The app, which is mandatory for overseas visitors, will come with a new feature to record and validate their passport numbers during app registration.
Validation will be instant by checking against the Immigration and Checkpoints Authority’s database.
“Just as we need to validate users’ NRIC (during app sign-up), we need to check that the visitor has entered a valid passport number, and that he has indeed entered Singapore,” a spokesman for the Smart Nation and Digital Government Office told The Straits Times.
“We are expecting to complete the process of passport validation some time in December. Visitors will need to update to the latest version of the app,” she added.
With this addition, tourists will be able to scan the SafeEntry QR code using their TraceTogether app. By the end of the year, this will be the only way for them to enter most premises.
The move comes as Singapore gradually reopens its borders to leisure travellers, including those from Hong Kong, Brunei, New Zealand and Vietnam.
There is no QR code scanning function in the app version tourists currently use, unlike the one that is available to Singapore citizens and permanent residents.
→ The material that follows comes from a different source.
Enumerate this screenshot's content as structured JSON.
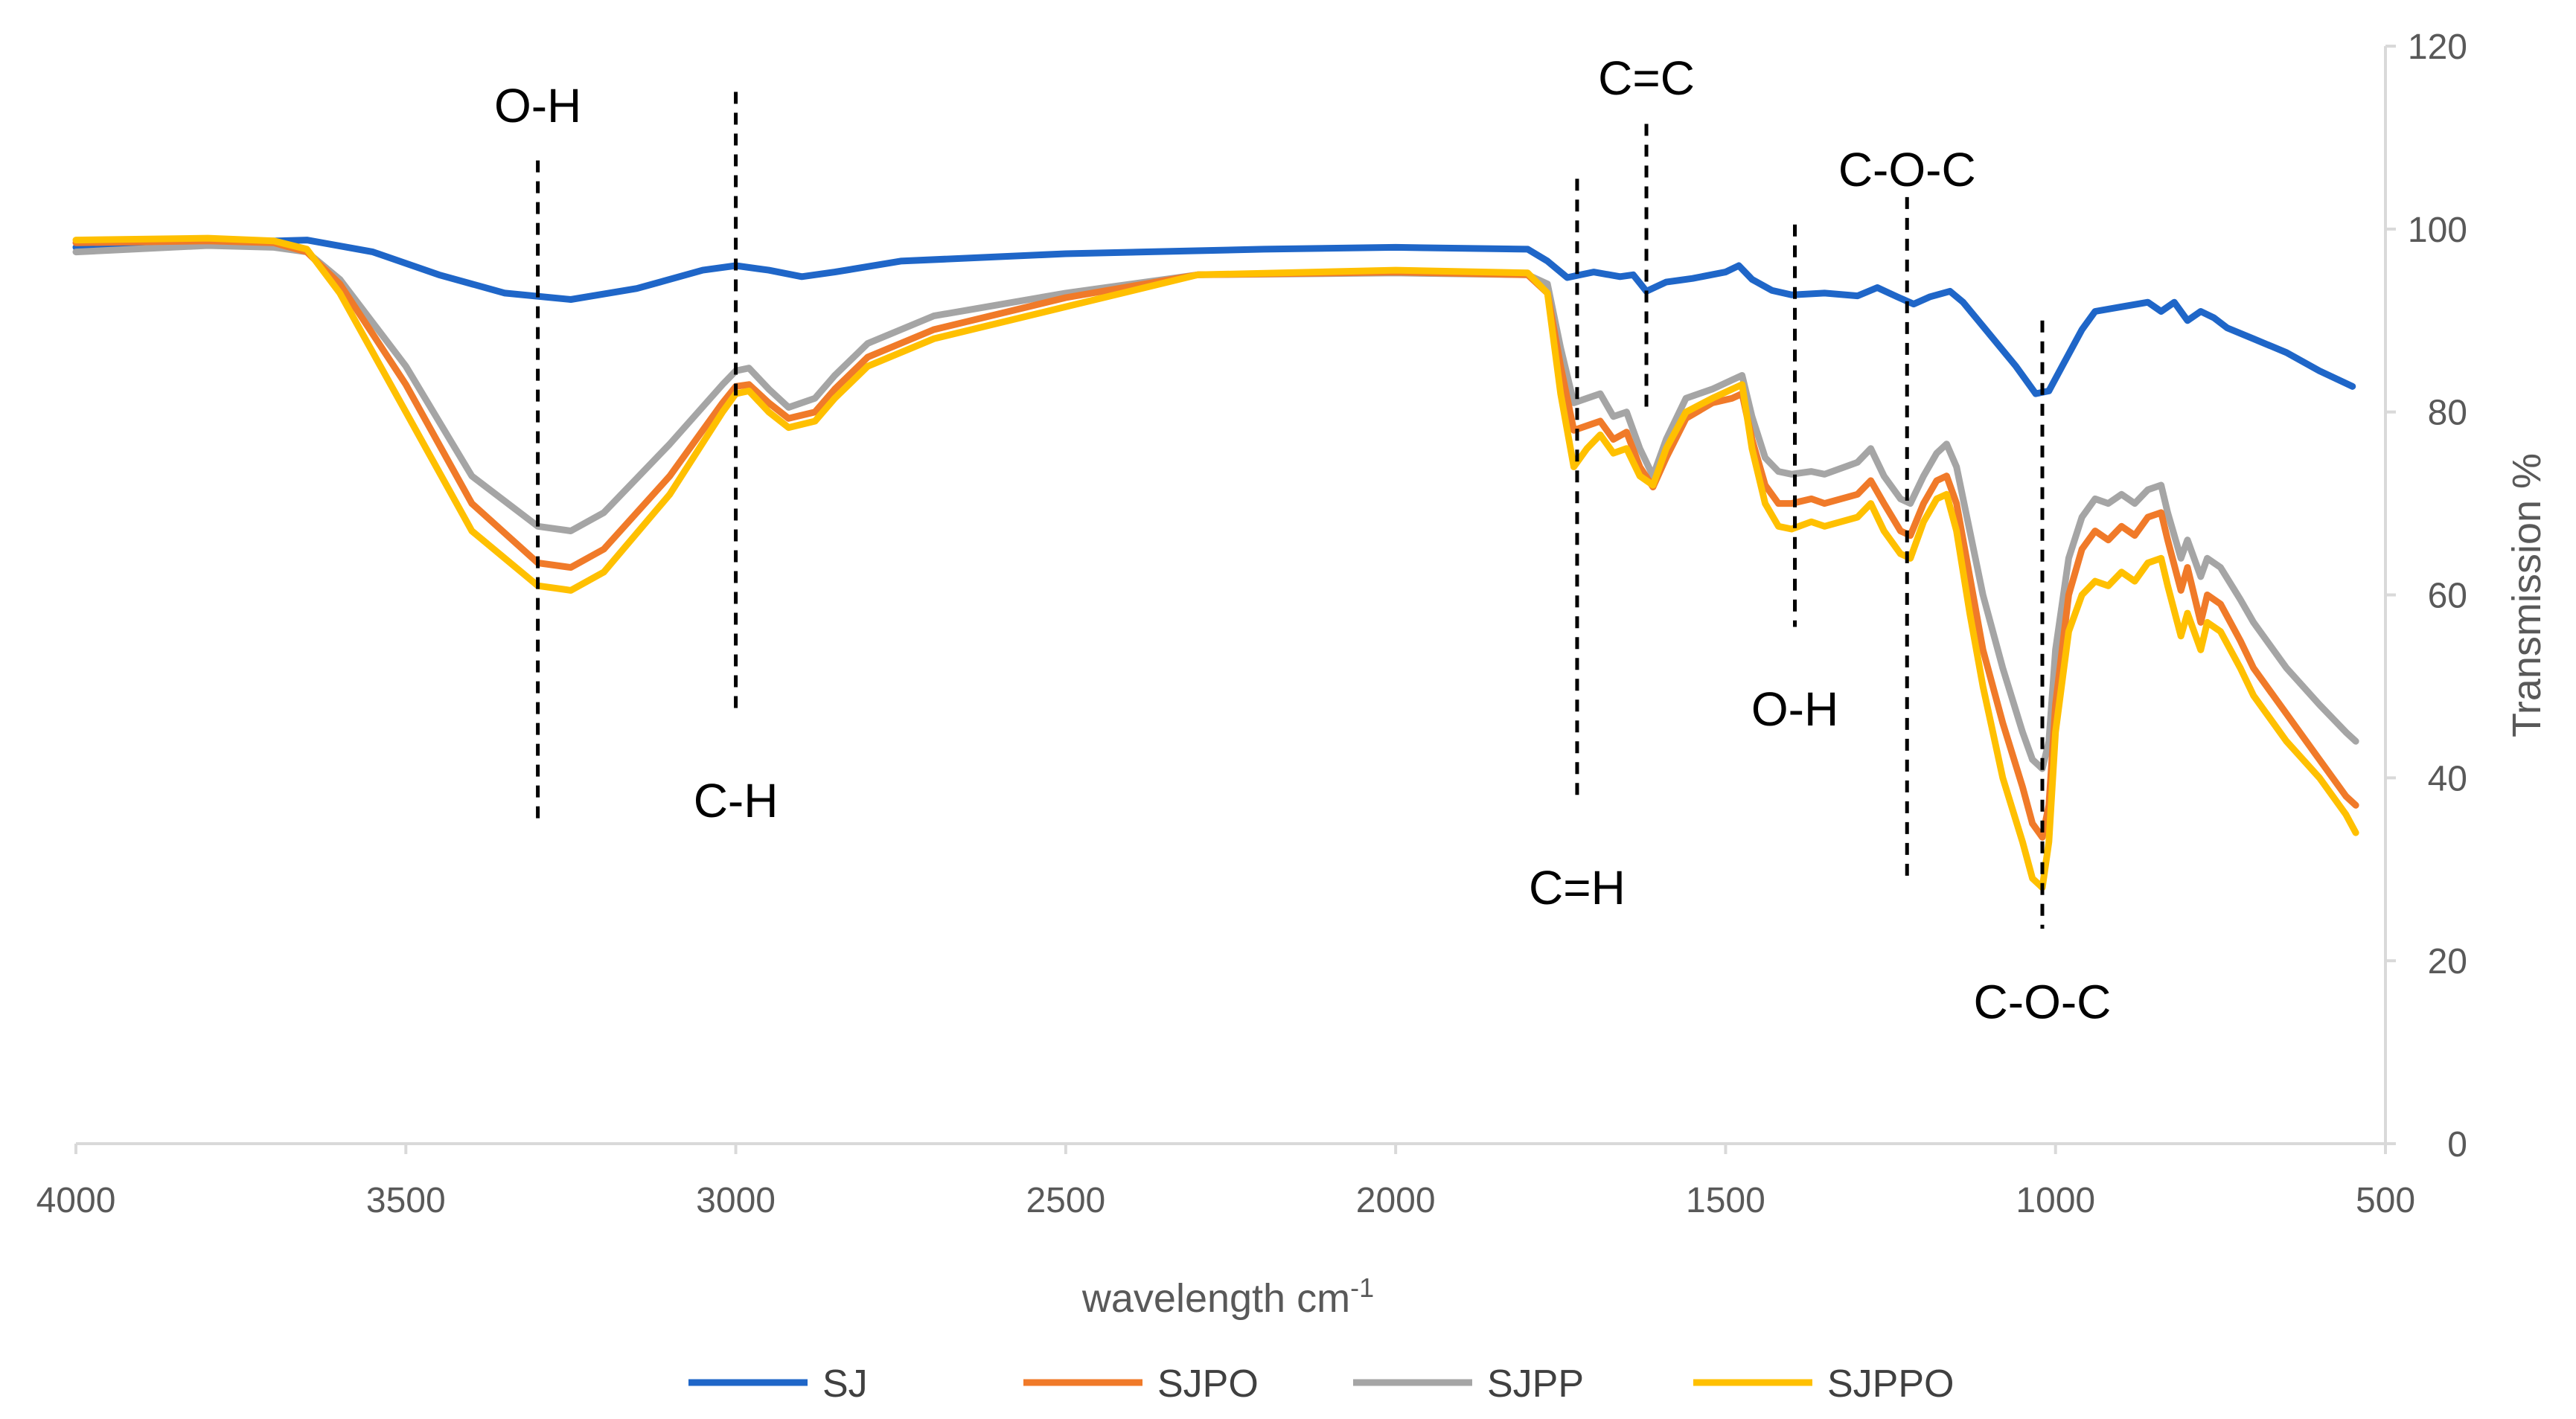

In the absence of the QR code scanner, tourists have been asked to show their passports and the TraceTogether app on their phones. Venue operators also need to manually enter passport details in a computer or a mobile device running the SafeEntry (Business) application to record the visit.
Tourists have also been able to use their mobile phone camera to scan the SafeEntry QR code to fill up a Web form to enter malls, restaurants and cinemas.
But the Web form will be phased out when Singapore switches to a new Covid-19 management tool, TraceTogether-only SafeEntry, for mandatory digital contact tracing.
Similarly, Singaporeans and permanent residents will not be able to use their SingPass mobile app to scan the SafeEntry QR code to enter places. And venue operators will not scan barcodes on NRICs to allow people entry.
The nationwide switchover is slated to start at the end of the year to allow Singapore to host more travellers, business activities and social gatherings.
TraceTogether-only SafeEntry combines what are now two separate systems: TraceTogether, to identify those in close contact with Covid-19 patients; and SafeEntry – which digitally checks in visitors at most venues – to determine which premises have been visited by those infected with the coronavirus.
Australian citizen Ian Khoo, 33, who is in Singapore for a few months to visit his family, said he looks forward to using the new version of the TraceTogether app.
“I’m glad the check-in process will be streamlined soon,” said Mr Khoo, who works in the banking sector Down Under.
He uses his phone’s camera to scan the SafeEntry QR code, but soon this will no longer be an option.
He has used his passport to enter places before, but said: “The process of showing the venue operator my passport and having them record my details holds up the queue; it’s not as quick and easy as scanning a QR code or NRIC.”